All this is occurring when Western governments are conducting an immense economic experiment, with vast fiscal stimuli accompanied by monetary expansion. In the medium term, a sharp rise in inflation is a distinct possibility. Government bonds may be offering "return-free risk," in the neat phrase of Jim Grant, a veteran newsletter publisher.
One warning sign is that real bond yields (as measured by the inflation-linked market) have risen. Some believe this move has been driven by expectations of low inflation (or deflation) in coming years. But it may also suggest investors think the long-term fiscal position of many governments is not sustainable.
Indeed, nominal bond yields have also moved higher in recent days.

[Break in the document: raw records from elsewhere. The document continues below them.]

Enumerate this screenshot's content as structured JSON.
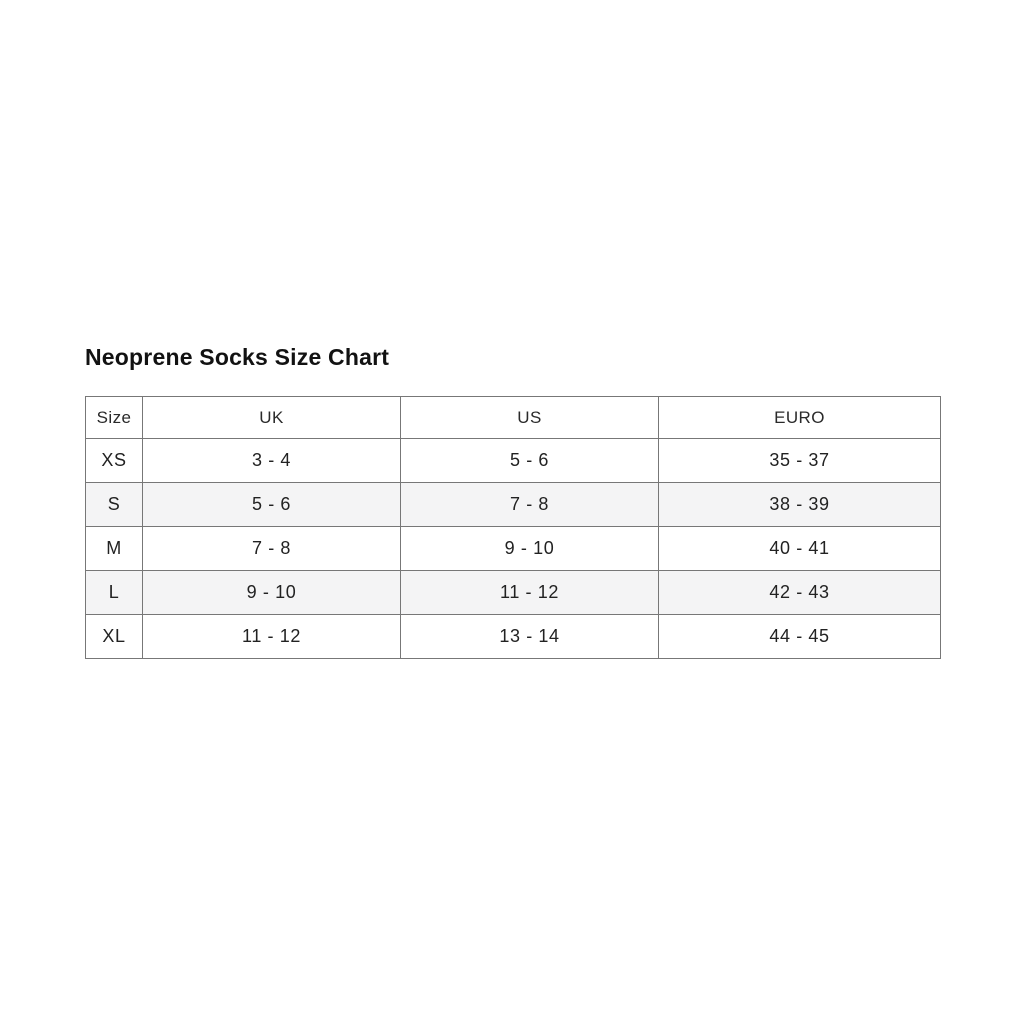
{
  "page": {
    "title": "Neoprene Socks Size Chart"
  },
  "chart_data": {
    "type": "table",
    "title": "Neoprene Socks Size Chart",
    "columns": [
      "Size",
      "UK",
      "US",
      "EURO"
    ],
    "rows": [
      [
        "XS",
        "3 - 4",
        "5 - 6",
        "35 - 37"
      ],
      [
        "S",
        "5 - 6",
        "7 - 8",
        "38 - 39"
      ],
      [
        "M",
        "7 - 8",
        "9 - 10",
        "40 - 41"
      ],
      [
        "L",
        "9 - 10",
        "11 - 12",
        "42 - 43"
      ],
      [
        "XL",
        "11 - 12",
        "13 - 14",
        "44 - 45"
      ]
    ],
    "layout": {
      "striped_rows": [
        1,
        3
      ],
      "grid": true
    }
  },
  "colors": {
    "border": "#777777",
    "stripe": "#f4f4f5",
    "text": "#222222",
    "title": "#121212",
    "background": "#ffffff"
  }
}
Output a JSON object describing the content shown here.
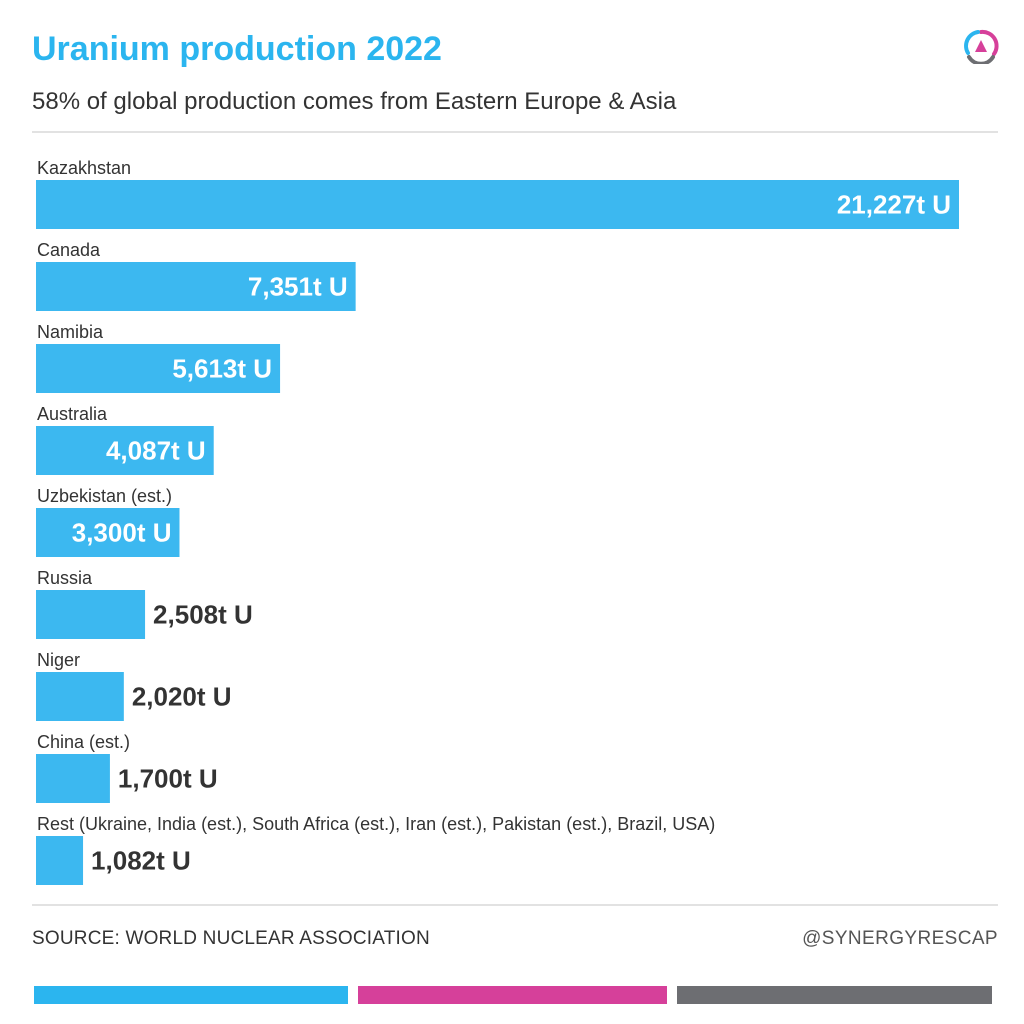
{
  "header": {
    "title": "Uranium production 2022",
    "subtitle": "58% of global production comes from Eastern Europe & Asia"
  },
  "chart_data": {
    "type": "bar",
    "orientation": "horizontal",
    "title": "Uranium production 2022",
    "subtitle": "58% of global production comes from Eastern Europe & Asia",
    "unit": "t U",
    "categories": [
      "Kazakhstan",
      "Canada",
      "Namibia",
      "Australia",
      "Uzbekistan (est.)",
      "Russia",
      "Niger",
      "China (est.)",
      "Rest (Ukraine, India (est.), South Africa (est.), Iran (est.), Pakistan (est.), Brazil, USA)"
    ],
    "values": [
      21227,
      7351,
      5613,
      4087,
      3300,
      2508,
      2020,
      1700,
      1082
    ],
    "value_labels": [
      "21,227t U",
      "7,351t U",
      "5,613t U",
      "4,087t U",
      "3,300t U",
      "2,508t U",
      "2,020t U",
      "1,700t U",
      "1,082t U"
    ],
    "label_inside": [
      true,
      true,
      true,
      true,
      true,
      false,
      false,
      false,
      false
    ],
    "xlim": [
      0,
      21227
    ],
    "grid": false,
    "legend": "none",
    "bar_color": "#3cb8f0",
    "label_inside_color": "#ffffff",
    "label_outside_color": "#333333"
  },
  "footer": {
    "source": "SOURCE: WORLD NUCLEAR ASSOCIATION",
    "credit": "@SYNERGYRESCAP"
  },
  "brand": {
    "logo_icon": "tri-arc-logo-icon",
    "strip_colors": [
      "#2bb5ef",
      "#d6409a",
      "#6d6e72"
    ]
  }
}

Ominously, an auction by the German government of ten-year bonds on January 7th failed to attract sufficient buyers to raise the full amount targeted. The auction was the second-worst on record.
In the near term, bond yields are constrained because they reflect expectations of the future level of short-term interest rates. The Federal Reserve has pegged official rates at 0-0.25 percent and vowed to keep them low. The Fed has also talked about intervening directly by buying Treasury bonds to hold yields down.
Nor is there any immediate inflationary danger. In both America and Britain there is a chance the headline rate will go negative later this year. Many developed economies are in recession and the consensus expects 2009 to see falling output in America, the euro zone, Britain and Japan.
"Global bond yields are sure to be much higher in five years than they are today, but this does not imply that the market currently is in a bubble," says Martin Barnes of Bank Credit Analyst, a research group. "The economic backdrop will remain bond-friendly for at least the next six months."
This leaves investors with a dilemma. In the short term, they may like government bonds for the security they offer. Treasury bonds outperformed the S&P 500 index by an incredible 53 percentage points last year. But if yields are heading back to 4-5 percent (or even higher) by 2011 or 2012, at what point do they sell? The rational investor would want to get out of the asset class before the herd decides to do so. The logical extension of that argument (assuming most investors are rational) is to sell now.
But what if Japan provides the template? Many people thought Japanese bonds were overpriced when yields fell to 1-2 percent in the late 1990s. They have stayed around that level for the past decade, despite a vast amount of issuance (at $8.7 trillion, according to Bloomberg, the Japanese government-bond market is the biggest in the world). Even the expected $2 trillion of American issuance this year will leave its debt well below Japan's.
The crucial difference, however, is that Japan has been running current-account surpluses, not deficits. The Japanese owe the money to themselves whereas the Americans are in debt to foreigners. Such investors could lose twice over: yields could rise and the dollar could depreciate.
For the moment, the balance is maintained by what Nick Carn of Odey, a hedge-fund group, calls "mutually assured destruction." If overseas investors seek to sell their bonds, they will not only ruin the American economy but the value of their existing portfolios as well.
It is a precarious balance. It may well hold through 2009 and even 2010. But at some point, government bonds will surely suffer a horrendous bear market.